Typically, a Pilates exercise band is a thick ribbon made of material with a great deal of stretch, such as latex or rubber. The bands come in a variety of lengths and strengths to provide varying levels of resistance when using the band. Some versions also resemble tubes and feature handles on each end for easier grasping. These varieties usually offer much more resistance than ribbon bands, but are less adaptable to multiple exercises.
One of the great advantages of the inexpensive Pilates exercise band is that it is small and travel friendly. With carefully chosen exercises, a great workout can be achieved using only the band for resistance. Using a Pilates exercise band can be a great way to get a strength-building workout when traveling without access to free weights or a gym.
Typical free weight moves, such as bicep curls or shoulder extensions, can easily be performed with a band instead. To do a bicep curl with a Pilates exercise bend, stand with one foot holding the center of the band down to the floor, then grasp the ends or handles and perform a standard bicep curl movement. The resistance level of the band works just like weights do; the more resistance, the higher the weight. To perform a shoulder-sculpting lateral pull down, stretch the band between the hands over the head, moving hands closer to increase the level of resistance. Contracting the muscles in the shoulders and upper back, pull out on the band while bending elbows, lowering the band to shoulder height.

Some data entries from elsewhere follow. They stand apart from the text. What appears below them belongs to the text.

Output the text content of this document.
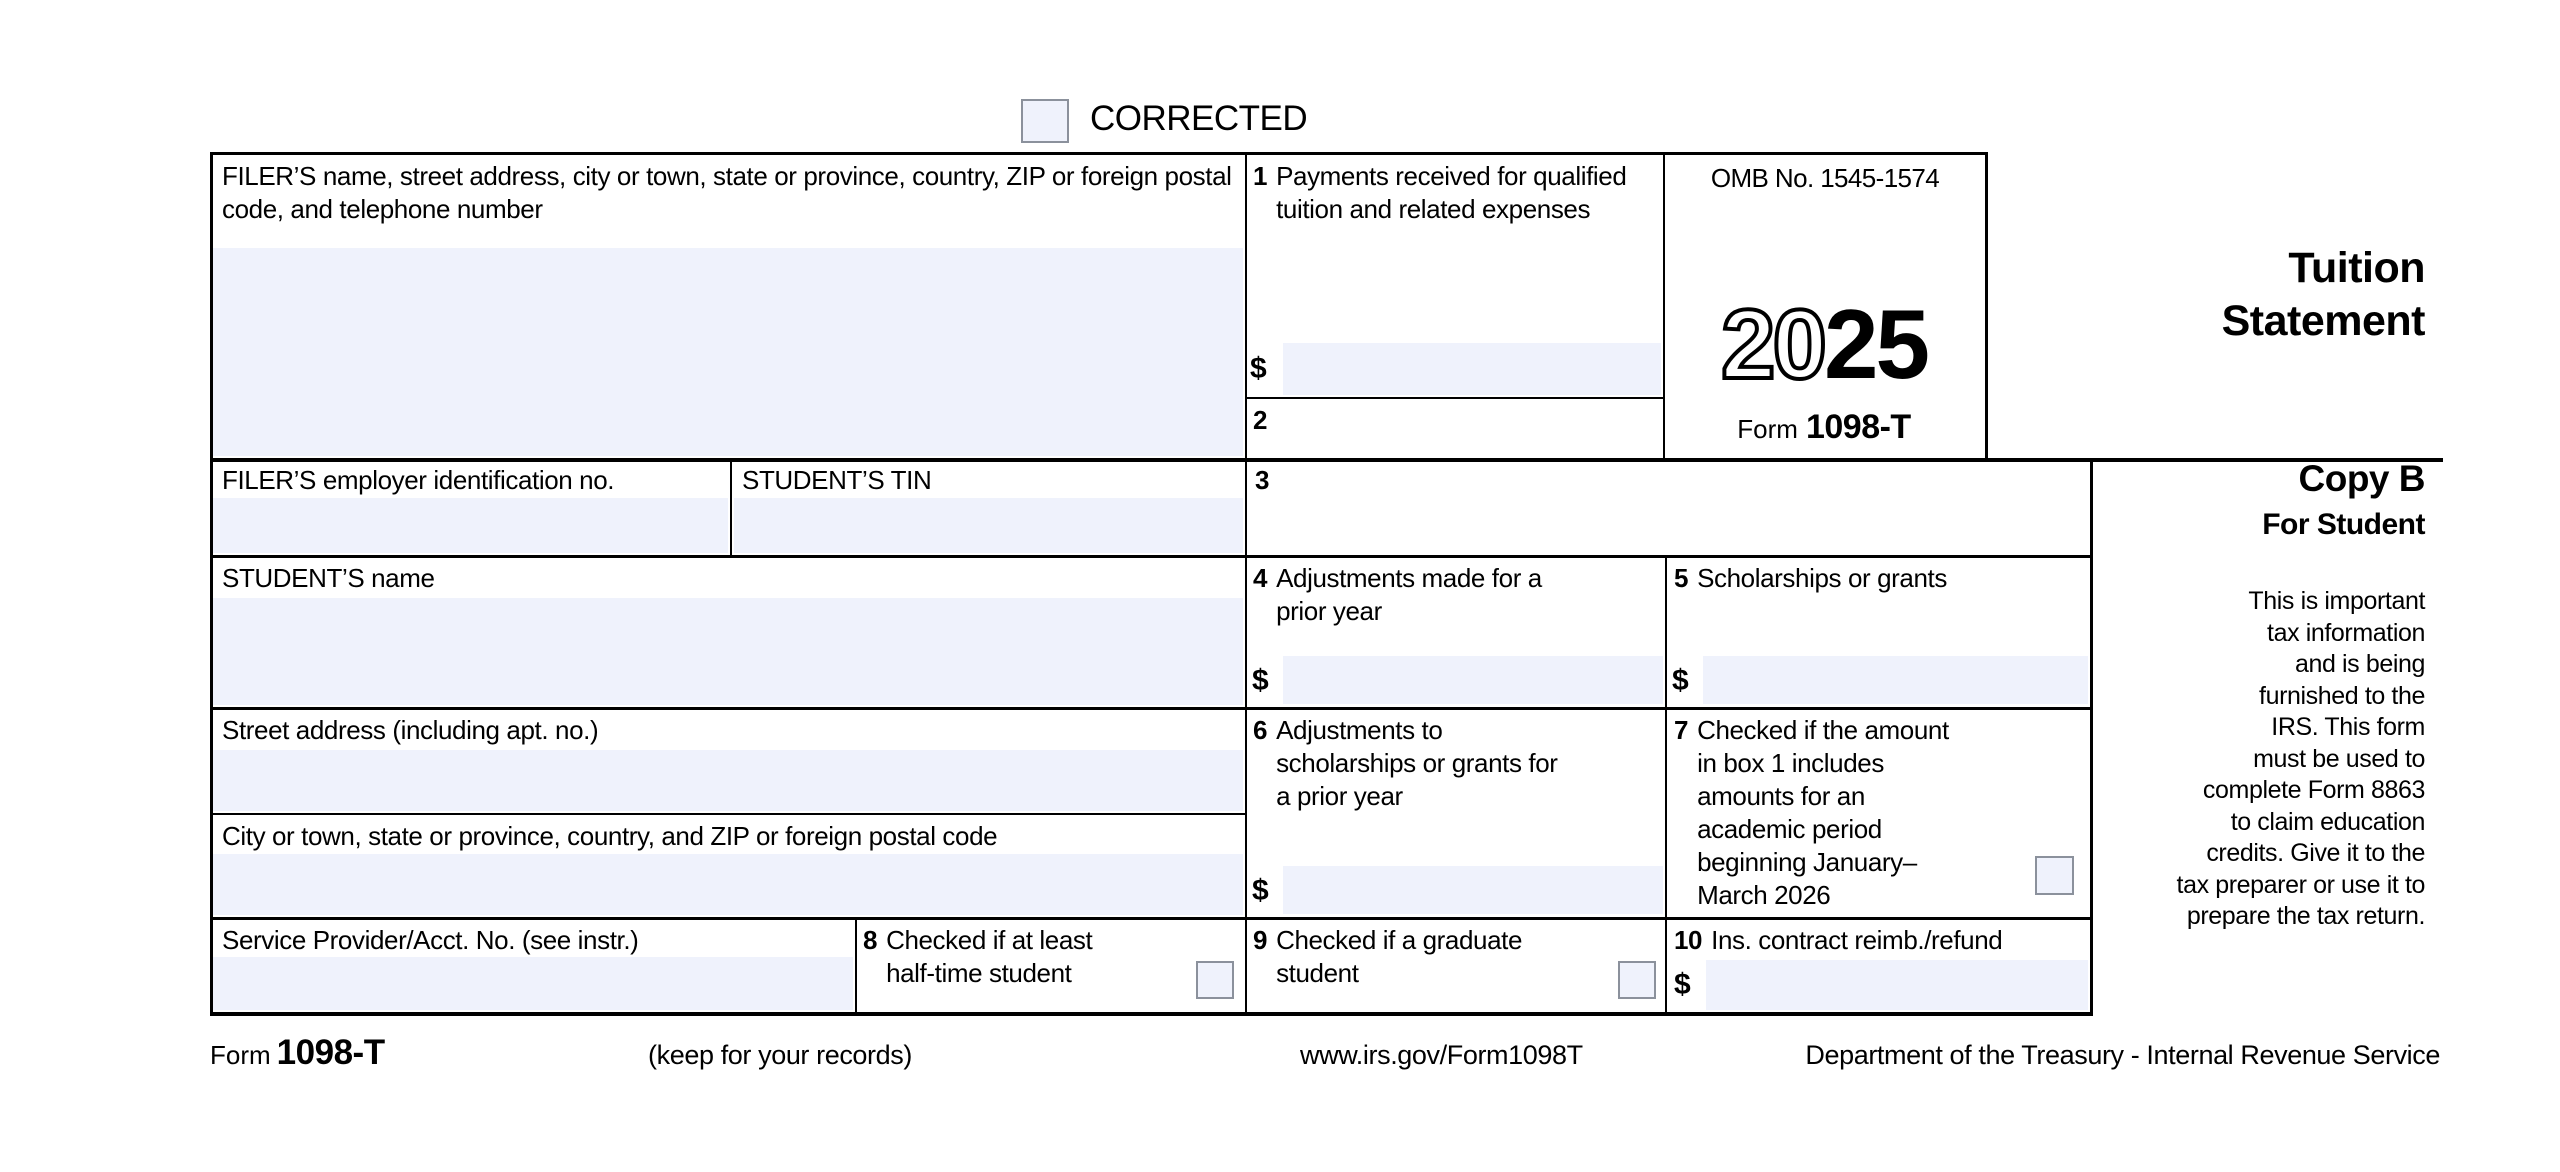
CORRECTED
FILER’S name, street address, city or town, state or province, country, ZIP or foreign postal code, and telephone number
1 Payments received for qualified tuition and related expenses
$
2
OMB No. 1545-1574
2025
Form 1098-T
Tuition
Statement
FILER’S employer identification no.	STUDENT’S TIN	3	Copy B
For Student
STUDENT’S name	4 Adjustments made for a prior year
$
5 Scholarships or grants
$
Street address (including apt. no.)	6 Adjustments to scholarships or grants for a prior year
$
7 Checked if the amount in box 1 includes amounts for an academic period beginning January–March 2026
City or town, state or province, country, and ZIP or foreign postal code
Service Provider/Acct. No. (see instr.)	8 Checked if at least half-time student
9 Checked if a graduate student
10 Ins. contract reimb./refund
$
This is important
tax information
and is being
furnished to the
IRS. This form
must be used to
complete Form 8863
to claim education
credits. Give it to the
tax preparer or use it to
prepare the tax return.
Form 1098-T	(keep for your records)	www.irs.gov/Form1098T	Department of the Treasury - Internal Revenue Service
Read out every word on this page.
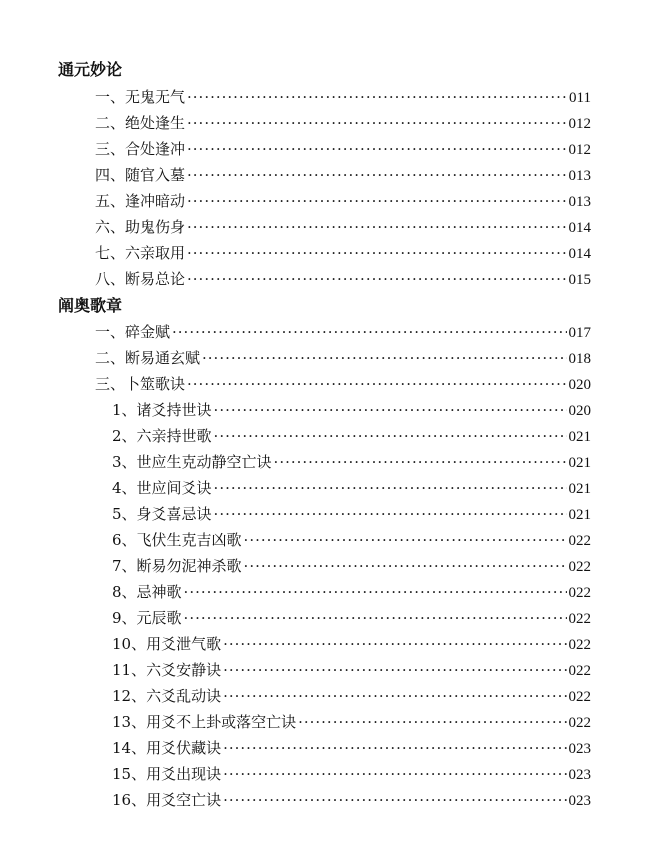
通元妙论
一、无鬼无气 ·····	011
二、绝处逢生 ·····	012
三、合处逢冲 ·····	012
四、随官入墓 ·····	013
五、逢冲暗动 ·····	013
六、助鬼伤身 ·····	014
七、六亲取用 ·····	014
八、断易总论 ·····	015
阐奥歌章
一、碎金赋 ·····	017
二、断易通玄赋 ·····	018
三、卜筮歌诀 ·····	020
1、诸爻持世诀 ·····	020
2、六亲持世歌 ·····	021
3、世应生克动静空亡诀 ·····	021
4、世应间爻诀 ·····	021
5、身爻喜忌诀 ·····	021
6、飞伏生克吉凶歌 ·····	022
7、断易勿泥神杀歌 ·····	022
8、忌神歌 ·····	022
9、元辰歌 ·····	022
10、用爻泄气歌 ·····	022
11、六爻安静诀 ·····	022
12、六爻乱动诀 ·····	022
13、用爻不上卦或落空亡诀 ·····	022
14、用爻伏藏诀 ·····	023
15、用爻出现诀 ·····	023
16、用爻空亡诀 ·····	023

A Pilates exercise band can also be used to help improve flexibility. To help increase the effectiveness of a common stretch for the back and legs, try sitting and stretching one leg out in front with the center of the band wrapped around the foot. Grabbing the ends or handles, pull the body forward toward the extended foot while pulling tight on the band.. The resistance will help deepen the stretch, allowing the hamstrings and lower back to push farther.